Novel concept 1 occurrence

Kenosis (Apostolic Structure)

ELI5

Think of an apostle as a messenger who completely erases their own personality and opinions so they can deliver someone else's message perfectly — they aren't speaking for themselves at all, just passing along what they were told. Žižek uses this image to show that sometimes the most extreme form of being controlled by others paradoxically looks like total freedom from selfishness.

Definition

Kenosis (Apostolic Structure) names a specific subjective position in which the subject radically empties itself of all particular, self-expressive content — all idiosyncrasy, desire, and personal signature — in order to become a pure conduit for the message of the big Other. The figure of the apostle is paradigmatic: unlike the prophet, who speaks from inner conviction or revelation, the apostle's authority derives entirely from the one who sends them, not from anything intrinsic to themselves. This self-evacuation is not a mystical annihilation but a structural operation within the Lacanian framework: the apostolic subject suspends the dimension of personal being (what Lacan associates with the "being" side of the vel of alienation) in order to maximally occupy the "meaning" side — yet without any remainder of self. The result is a subject who is fully in the signifying chain and yet entirely absent from it as a desiring entity.

Crucially, Žižek's theoretical move (in slavoj-zizek-hegel-in-a-wired-brain-bloomsbury-2020) is to read this kenotic structure not as liberation from alienation but as its most extreme intensification. The apostle is not less alienated than ordinary speaking subjects — they are more so. Yet paradoxically this maximal alienation coincides with the abolition of alienation in the usual sense, because there is no longer a self-expressive remainder being suppressed or displaced. This is the "paradoxical coincidence" that Žižek identifies with Singularity: the point at which alienation's logic folds back on itself, not by being overcome but by being pushed to its absolute limit. The apostolic subject does not recover pre-symbolic being; it extinguishes the very gap between self and symbolic function that normally constitutes the desiring subject.

Place in the corpus

Within slavoj-zizek-hegel-in-a-wired-brain-bloomsbury-2020, Kenosis (Apostolic Structure) appears at the intersection of two canonical concepts: Alienation and Singularity. It functions as a limit-case or extreme specification of alienation. Where standard Lacanian alienation describes how every speaking subject is constituted by giving up being for meaning in the signifying chain, the apostolic structure radicalizes this: the apostle does not merely submit to the signifier, they actively annihilate whatever personal remainder (desire, self-expression, jouissance) ordinarily persists alongside subjection to the Other. The kenotic subject coincides entirely with their symbolic function, leaving no split-subject residue — no $ — behind. This makes it an extreme point on the continuum explored through Alienation and Separation: ordinarily, Separation follows Alienation and partially recovers a relation to lack and desire; the apostolic position forecloses that recovery.

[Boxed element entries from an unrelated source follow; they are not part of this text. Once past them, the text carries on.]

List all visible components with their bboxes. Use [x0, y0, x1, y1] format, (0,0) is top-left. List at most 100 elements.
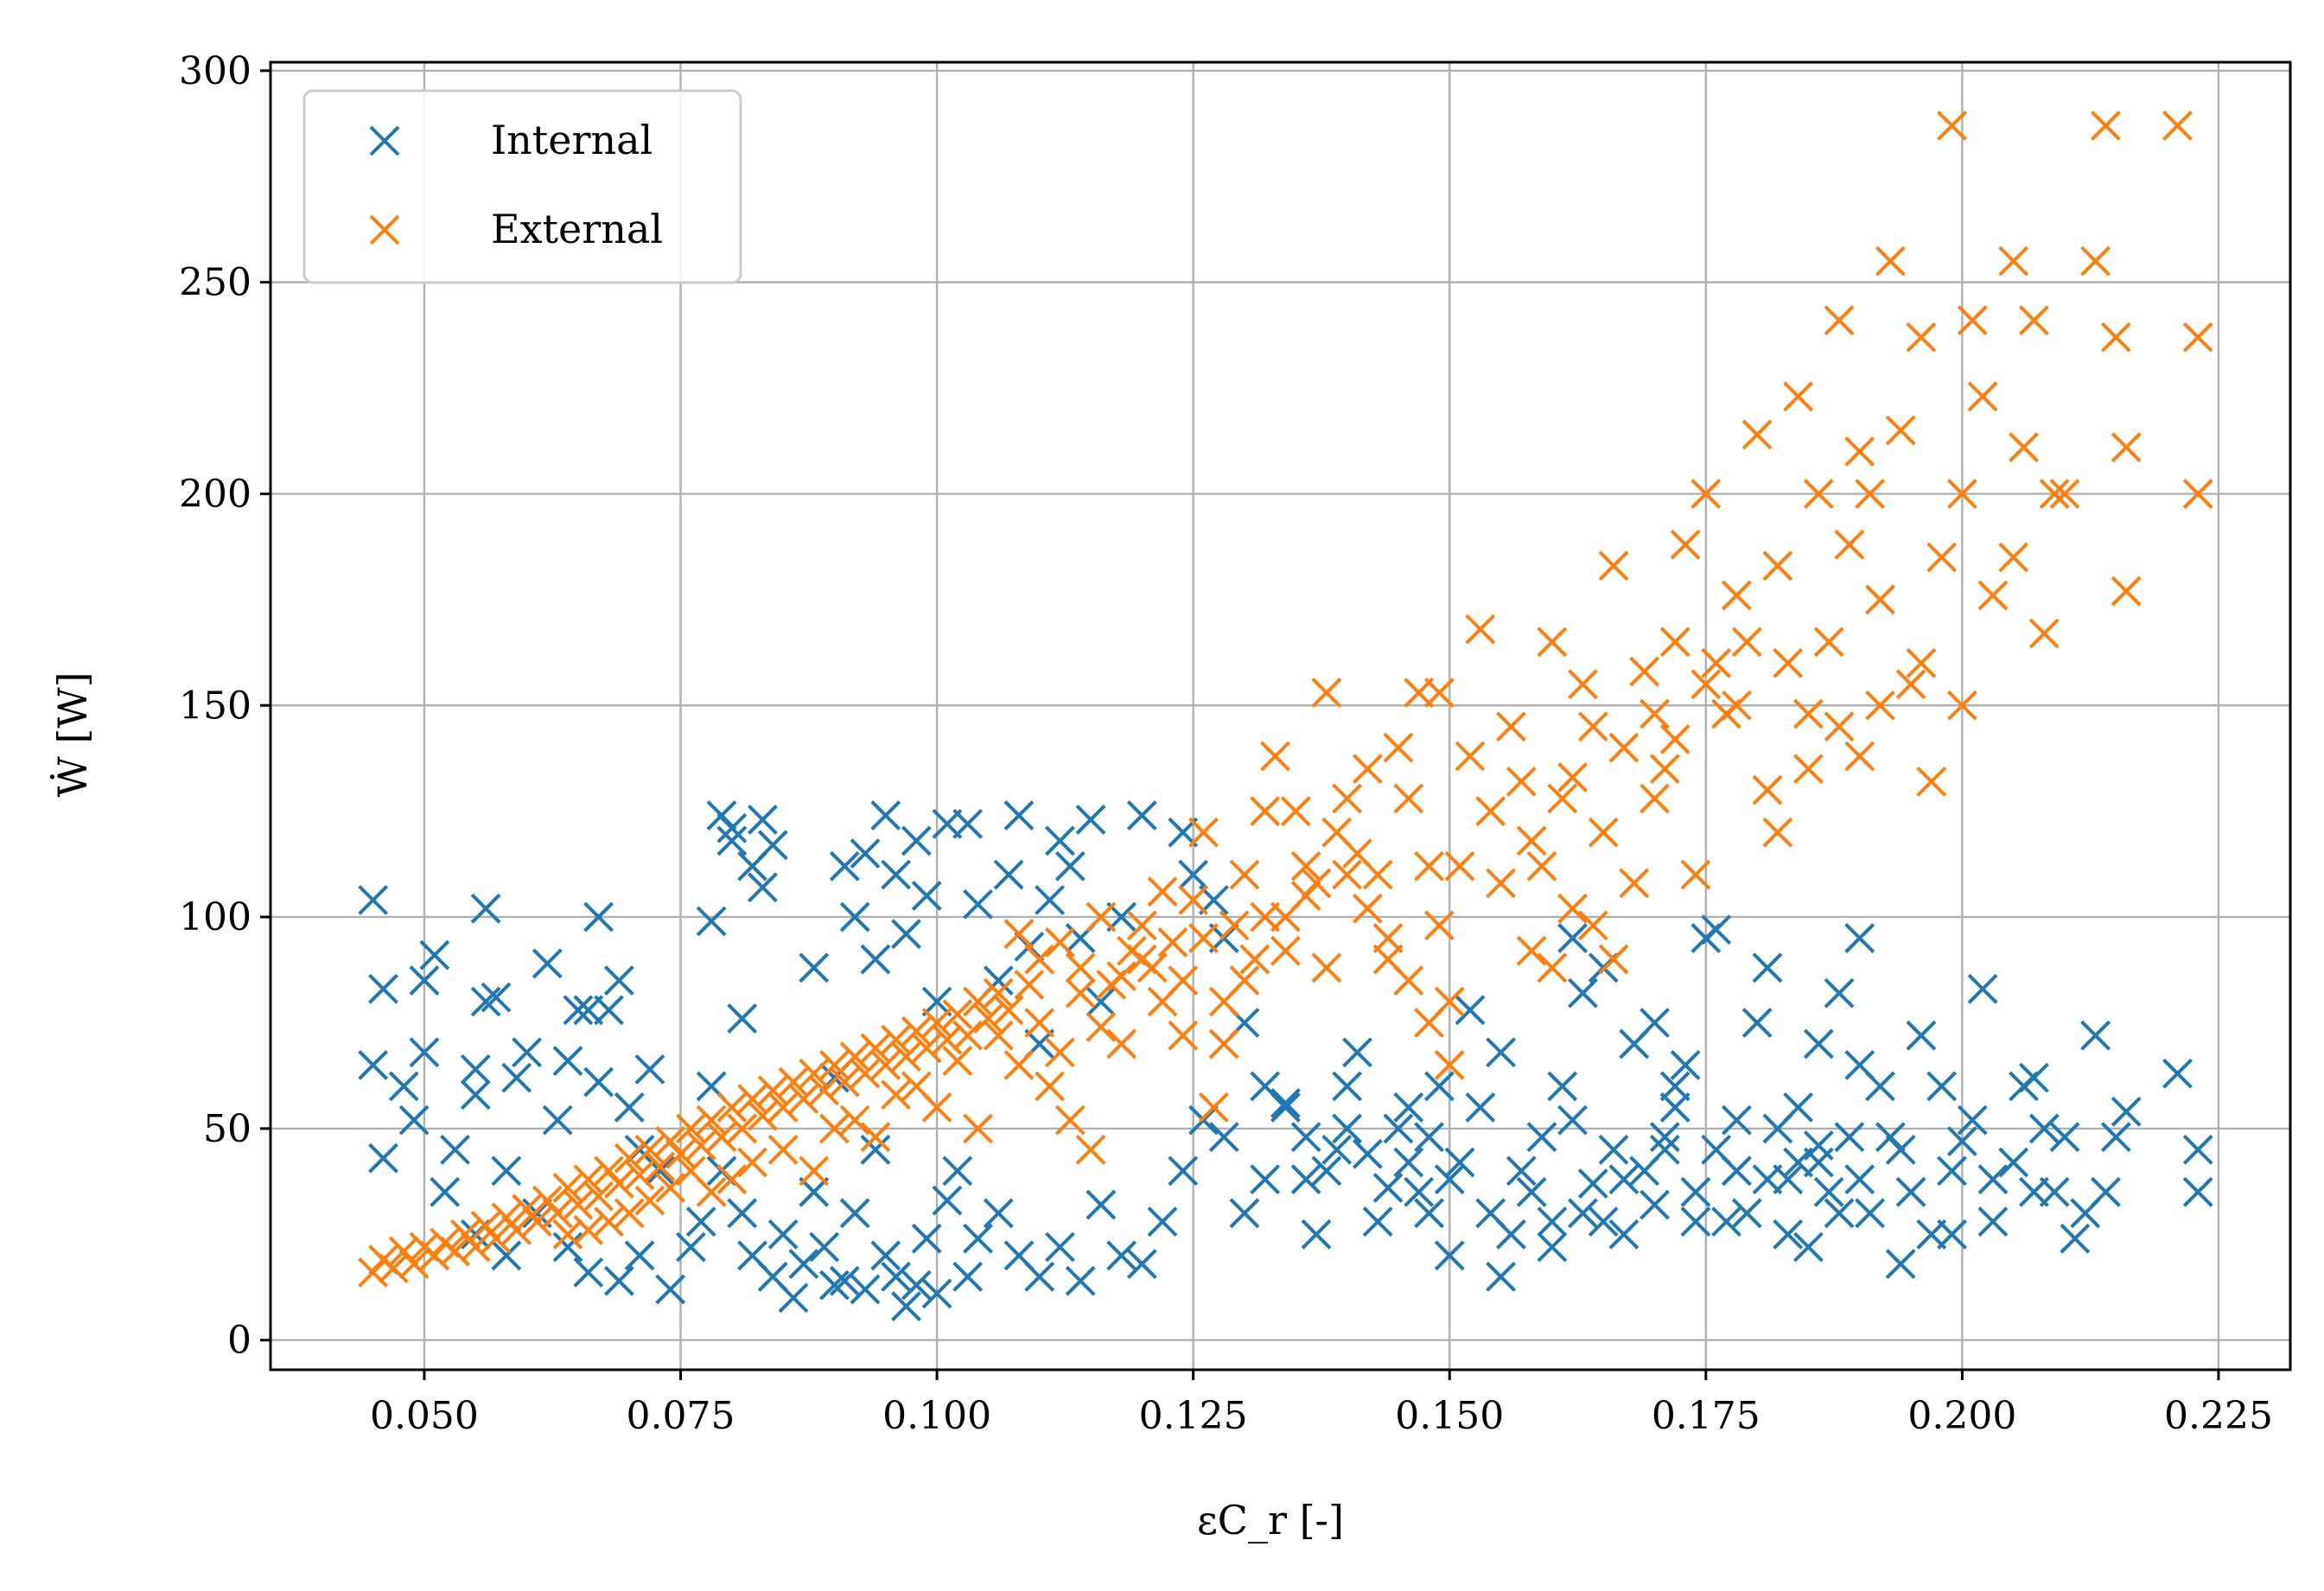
data-point-external — [1659, 627, 1690, 658]
data-point-internal — [1752, 1164, 1783, 1195]
data-point-internal — [952, 808, 984, 839]
data-point-external — [645, 1151, 676, 1182]
data-point-external — [1824, 711, 1855, 742]
data-point-external — [2100, 321, 2131, 353]
data-point-internal — [829, 850, 860, 881]
data-point-internal — [829, 1265, 860, 1296]
data-point-external — [1526, 850, 1557, 881]
data-point-internal — [921, 1278, 952, 1309]
data-point-internal — [481, 982, 512, 1013]
data-point-external — [819, 1113, 850, 1144]
data-point-external — [675, 1113, 706, 1144]
data-point-internal — [1844, 1050, 1875, 1080]
data-point-external — [860, 1122, 891, 1153]
data-point-internal — [1957, 1104, 1988, 1136]
data-point-external — [1465, 614, 1496, 645]
data-point-external — [624, 1160, 655, 1191]
data-point-internal — [1321, 1134, 1353, 1165]
data-point-external — [901, 1015, 932, 1047]
data-point-external — [1219, 910, 1250, 941]
data-point-internal — [512, 1037, 542, 1068]
data-point-internal — [860, 944, 891, 975]
data-point-internal — [799, 952, 830, 983]
data-point-internal — [2182, 1176, 2213, 1207]
data-point-internal — [1680, 1176, 1711, 1207]
data-point-external — [1649, 754, 1680, 785]
data-point-external — [1014, 970, 1045, 1000]
x-axis-label: εC_r [-] — [1197, 1497, 1344, 1543]
data-point-external — [881, 1079, 912, 1111]
y-tick-label: 300 — [179, 49, 252, 93]
data-point-internal — [1086, 986, 1117, 1017]
data-point-internal — [1465, 1092, 1496, 1123]
data-point-internal — [430, 1176, 461, 1207]
data-point-external — [2182, 479, 2213, 509]
data-point-internal — [1434, 1240, 1465, 1271]
data-point-external — [1875, 245, 1906, 277]
data-point-external — [1834, 529, 1865, 560]
data-point-internal — [1516, 1176, 1547, 1207]
data-point-external — [1640, 783, 1670, 814]
data-points — [358, 111, 2213, 1321]
data-point-external — [1516, 825, 1547, 856]
data-point-internal — [901, 1270, 932, 1301]
data-point-external — [1793, 698, 1824, 729]
data-point-external — [1290, 850, 1321, 881]
data-point-internal — [748, 872, 778, 903]
data-point-external — [1906, 321, 1937, 353]
data-point-external — [2039, 479, 2070, 509]
data-point-internal — [398, 1104, 430, 1136]
data-point-internal — [1588, 1206, 1619, 1238]
data-point-internal — [1783, 1092, 1813, 1123]
data-point-internal — [1640, 1189, 1670, 1220]
data-point-internal — [1486, 1261, 1516, 1292]
data-point-internal — [921, 986, 952, 1017]
data-point-internal — [1844, 923, 1875, 953]
data-point-internal — [952, 1261, 984, 1292]
data-point-external — [799, 1155, 830, 1187]
data-point-internal — [368, 1142, 398, 1174]
data-point-external — [1250, 796, 1281, 827]
data-point-internal — [1926, 1071, 1958, 1102]
legend-marker-internal — [369, 125, 400, 156]
data-point-internal — [1977, 1206, 2009, 1238]
data-point-external — [716, 1164, 748, 1195]
data-point-internal — [1035, 885, 1065, 915]
data-point-external — [1024, 1008, 1055, 1038]
data-point-external — [1537, 627, 1568, 658]
data-point-external — [1773, 647, 1804, 678]
data-point-external — [839, 1041, 870, 1072]
data-point-internal — [1393, 1092, 1424, 1123]
data-point-internal — [573, 1257, 604, 1288]
data-point-internal — [1855, 1198, 1886, 1229]
data-point-external — [1496, 711, 1526, 742]
data-point-external — [1762, 817, 1793, 848]
data-point-internal — [1998, 1147, 2029, 1178]
data-point-external — [1086, 1011, 1117, 1042]
data-point-internal — [1557, 1104, 1589, 1136]
data-point-internal — [409, 965, 440, 996]
data-point-external — [1557, 762, 1589, 792]
data-point-external — [1946, 690, 1977, 721]
data-point-internal — [1885, 1134, 1916, 1165]
data-point-external — [737, 1084, 767, 1115]
legend-marker-internal-cross — [369, 125, 400, 156]
data-point-internal — [614, 1092, 645, 1123]
data-point-internal — [1537, 1206, 1568, 1238]
data-point-external — [1280, 796, 1311, 827]
data-point-external — [1885, 415, 1916, 446]
data-point-internal — [1834, 1122, 1865, 1153]
data-point-external — [1362, 859, 1393, 890]
data-point-external — [1352, 893, 1383, 924]
data-point-external — [449, 1219, 481, 1250]
x-tick-label: 0.100 — [882, 1394, 991, 1438]
data-point-external — [1895, 669, 1926, 700]
data-point-external — [1106, 1028, 1137, 1060]
data-point-internal — [491, 1240, 522, 1271]
data-point-external — [1977, 580, 2009, 611]
legend: Internal External — [302, 89, 742, 284]
legend-label-external: External — [491, 206, 663, 252]
data-point-external — [1659, 724, 1690, 754]
data-point-internal — [1229, 1198, 1260, 1229]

The concept also resonates negatively with Hysteria and the Not-all. Where the hysteric sustains the gap between self and symbolic mandate — perpetually asking "am I what you say I am?" and refusing full coincidence — the apostle collapses that gap entirely. And where the Not-all marks an open, non-totalizable relation to the symbolic (a beyond that escapes), the apostolic structure instead fills in every beyond with the Other's message, producing a totalizing function that is paradoxically achieved through self-erasure rather than self-assertion. The concept thus serves in Žižek's argument as a diagnostic figure for what Singularity looks like from the inside: not the subject who overcomes alienation through praxis or reappropriation (the Marxist scheme), but the subject for whom the constitutive gap of the big Other is re-established by extreme self-annulment.

Key formulations

Hegel in a Wired BrainSlavoj Žižek · 2020 (p.167)

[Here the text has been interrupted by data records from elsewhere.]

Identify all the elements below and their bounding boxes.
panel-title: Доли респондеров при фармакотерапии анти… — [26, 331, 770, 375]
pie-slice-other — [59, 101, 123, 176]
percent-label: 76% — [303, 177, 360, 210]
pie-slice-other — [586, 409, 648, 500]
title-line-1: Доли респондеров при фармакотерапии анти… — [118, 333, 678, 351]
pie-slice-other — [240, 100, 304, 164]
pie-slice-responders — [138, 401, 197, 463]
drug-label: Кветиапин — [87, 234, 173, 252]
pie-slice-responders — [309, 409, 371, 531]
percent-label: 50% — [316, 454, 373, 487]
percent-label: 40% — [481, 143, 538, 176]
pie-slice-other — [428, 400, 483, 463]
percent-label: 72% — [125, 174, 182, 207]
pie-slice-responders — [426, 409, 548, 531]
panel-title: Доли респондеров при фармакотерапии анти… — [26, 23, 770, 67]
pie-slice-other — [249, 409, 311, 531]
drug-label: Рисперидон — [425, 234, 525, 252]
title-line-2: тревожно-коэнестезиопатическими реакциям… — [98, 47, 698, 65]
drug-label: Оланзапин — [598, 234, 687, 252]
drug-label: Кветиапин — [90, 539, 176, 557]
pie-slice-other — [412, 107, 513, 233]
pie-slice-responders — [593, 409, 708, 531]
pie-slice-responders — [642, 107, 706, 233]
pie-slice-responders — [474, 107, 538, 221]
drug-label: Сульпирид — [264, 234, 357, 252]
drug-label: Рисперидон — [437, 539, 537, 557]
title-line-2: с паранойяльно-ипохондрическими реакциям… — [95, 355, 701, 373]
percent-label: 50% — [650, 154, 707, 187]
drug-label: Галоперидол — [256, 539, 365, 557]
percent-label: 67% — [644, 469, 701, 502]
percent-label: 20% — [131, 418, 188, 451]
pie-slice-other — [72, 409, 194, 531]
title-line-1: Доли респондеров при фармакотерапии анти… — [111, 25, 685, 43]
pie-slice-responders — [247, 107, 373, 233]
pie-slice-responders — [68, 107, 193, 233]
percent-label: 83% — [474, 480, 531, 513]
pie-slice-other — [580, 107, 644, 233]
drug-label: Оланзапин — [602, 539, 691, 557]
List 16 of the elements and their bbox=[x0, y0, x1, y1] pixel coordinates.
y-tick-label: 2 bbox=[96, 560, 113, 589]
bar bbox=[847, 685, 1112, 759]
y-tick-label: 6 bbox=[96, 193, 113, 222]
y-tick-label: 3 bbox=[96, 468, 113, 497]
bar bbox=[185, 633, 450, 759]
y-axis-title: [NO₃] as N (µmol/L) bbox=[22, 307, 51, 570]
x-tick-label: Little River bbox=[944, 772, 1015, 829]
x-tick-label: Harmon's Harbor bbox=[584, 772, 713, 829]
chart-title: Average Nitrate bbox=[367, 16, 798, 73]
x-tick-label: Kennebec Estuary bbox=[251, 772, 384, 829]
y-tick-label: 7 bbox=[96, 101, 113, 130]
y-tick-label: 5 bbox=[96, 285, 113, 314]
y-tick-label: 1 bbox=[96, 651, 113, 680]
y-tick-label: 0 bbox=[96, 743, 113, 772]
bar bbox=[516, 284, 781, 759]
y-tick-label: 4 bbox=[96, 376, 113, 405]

apostle is a subject who, in an act of radical kenosis, empties itself of all self-expressive content in order to function as an impassive transmitter of the big Other's message.

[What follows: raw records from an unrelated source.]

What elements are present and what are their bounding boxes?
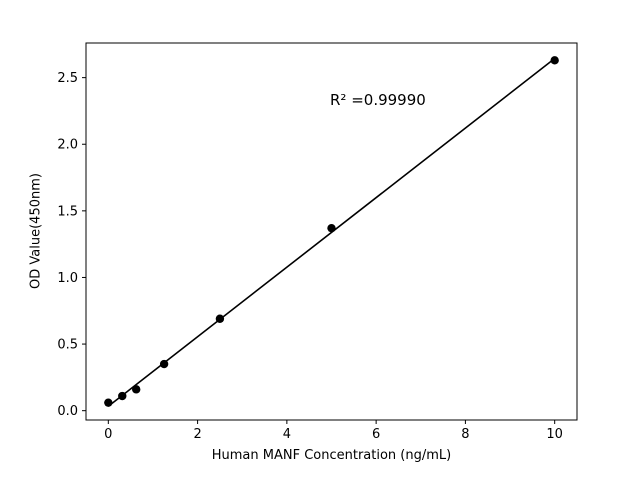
svg-text:6: 6 xyxy=(372,427,380,442)
svg-text:2.5: 2.5 xyxy=(57,71,78,86)
r-squared-annotation: R² =0.99990 xyxy=(330,91,426,109)
svg-text:0.5: 0.5 xyxy=(57,338,78,353)
svg-text:0: 0 xyxy=(104,427,112,442)
svg-text:8: 8 xyxy=(461,427,469,442)
svg-text:2: 2 xyxy=(193,427,201,442)
svg-text:0.0: 0.0 xyxy=(57,404,78,419)
x-axis-label: Human MANF Concentration (ng/mL) xyxy=(211,448,452,463)
svg-text:4: 4 xyxy=(283,427,291,442)
y-axis-label: OD Value(450nm) xyxy=(28,173,44,289)
svg-text:2.0: 2.0 xyxy=(57,138,78,153)
svg-text:10: 10 xyxy=(546,427,563,442)
svg-text:1.0: 1.0 xyxy=(57,271,78,286)
svg-text:1.5: 1.5 xyxy=(57,204,78,219)
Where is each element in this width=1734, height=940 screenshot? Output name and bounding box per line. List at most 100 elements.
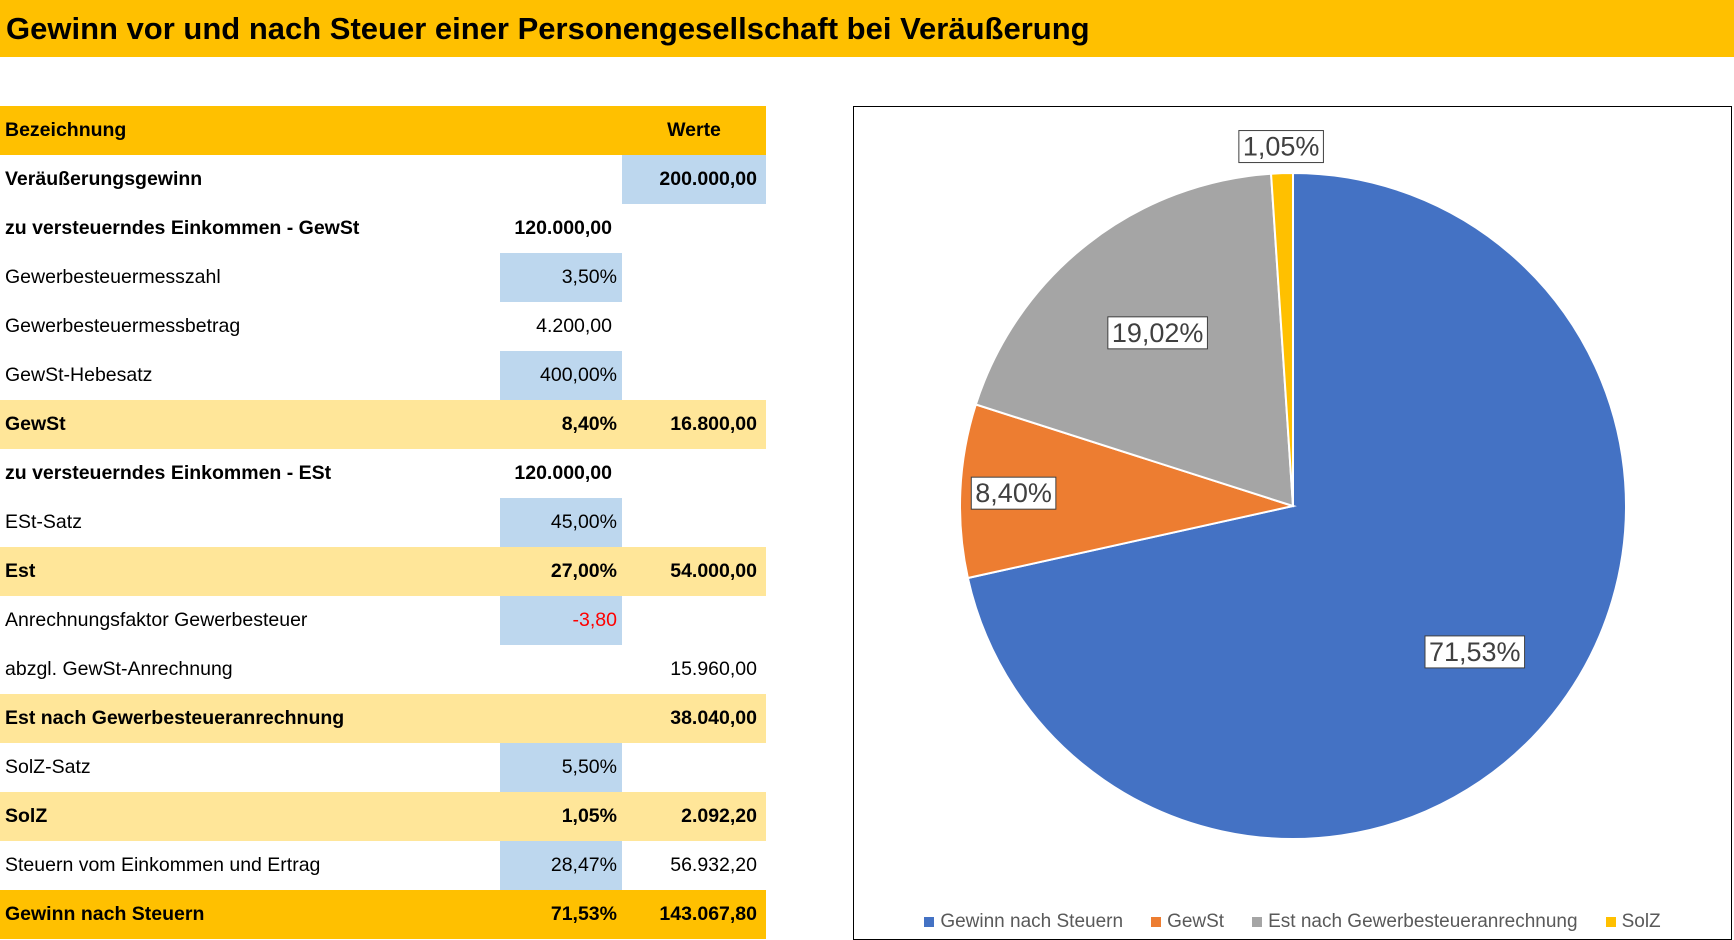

The phrase "radical kenosis" does double theoretical work: kenosis (theological self-emptying) is here stripped of its redemptive register and recast as a structural operation on the subject, while "impassive transmitter of the big Other's message" precisely names the erasure of the $ — the split between subject and signifier is not just minimized but zeroed out, leaving only the signifying function of the Other running through a body with no remainder of desire.